The Bugs Doctor With a Passion For Music

by Emmanuel Ndawula

 

‘What inspired you to write this book?’ is a question I have been asked by many people including members of my family, friends and others. It can be answered in one sentence, ‘It was to share experience and information’. We are all witnesses of varies events in our lives. Some people like me have this urge to share these experiences with other people through conversation, art, drama writing, and music among others. I chose the last two as my media of communication.

There is something about writing that makes it so real and permanent. As far as music is concerned, I have always been interested in writing songs and performing to my family and close friends. The main thrust of the book was sharing the information I had as a microbiologist. Some friends and family did not know exactly what I did for a living. Once they discovered what I did, they would ask me questions about infections and check with me encounters with their healthcare providers.
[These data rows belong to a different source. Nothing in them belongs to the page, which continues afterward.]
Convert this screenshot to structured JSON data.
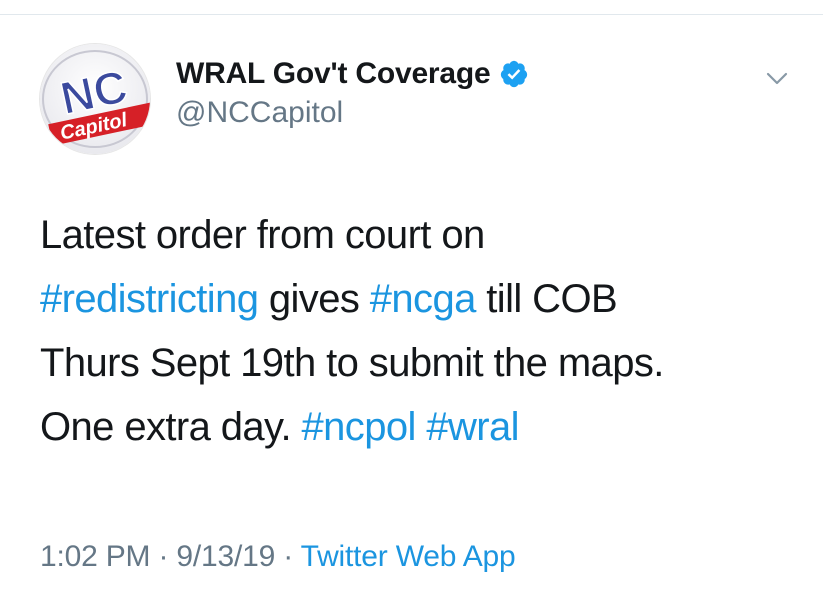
{
  "author": {
    "display_name": "WRAL Gov't Coverage",
    "handle": "@NCCapitol",
    "verified_icon": "verified-badge-icon",
    "avatar": {
      "logo_main": "NC",
      "logo_sub": "Capitol",
      "colors": {
        "red": "#d62027",
        "blue": "#3b4a9e"
      }
    }
  },
  "tweet": {
    "lines": [
      [
        {
          "text": "Latest order from court on",
          "type": "text"
        }
      ],
      [
        {
          "text": "#redistricting",
          "type": "hashtag"
        },
        {
          "text": " gives ",
          "type": "text"
        },
        {
          "text": "#ncga",
          "type": "hashtag"
        },
        {
          "text": " till COB",
          "type": "text"
        }
      ],
      [
        {
          "text": "Thurs Sept 19th to submit the maps.",
          "type": "text"
        }
      ],
      [
        {
          "text": "One extra day. ",
          "type": "text"
        },
        {
          "text": "#ncpol",
          "type": "hashtag"
        },
        {
          "text": " ",
          "type": "text"
        },
        {
          "text": "#wral",
          "type": "hashtag"
        }
      ]
    ]
  },
  "meta": {
    "time": "1:02 PM",
    "separator": " · ",
    "date": "9/13/19",
    "source": "Twitter Web App"
  },
  "colors": {
    "link": "#1b95e0",
    "secondary": "#657786",
    "text": "#14171a"
  },
  "menu_icon": "chevron-down-icon"
}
This gave me the idea of empowering them as well as the general public so that they got the most out of the available services. They would be empowered at two levels: – 1) The first one would be when they report to their doctor. They would understand how their infections are managed through a concept I coined called descriptive diagnosis. For example, it would make sense why they needed or did not need an antibiotic. 2) When the doctor orders a microbiology test, I wanted them to have a glimpse of what goes on behind the scenes in the laboratory and how the quality of the reports that go back to their doctor affect the management of their infections.

Good laboratories do not work in isolation. They have to be in well-managed hospitals which in turn have to be in well run national service or good healthcare system. The book goes in some depth of how this could be achieved. I was able to do this because I had first-hand experience having worked in the UK National Health Service for thirty six years as well as working for a private hospital for thirty years. There are many individuals and groups all over the world, working hard to raise sepsis awareness in order to reduce the number of deaths caused by this treatable condition. One hopes that revealing what a microbiologist does day to day will be of interest to many such people. I also share my experiences of other activities that were part of my job. These included interviews, meetings and teaching among others. I hope these will resonate with people with similar experiences. I quoted incidences to demonstrate my belief in competence, hard work and reward.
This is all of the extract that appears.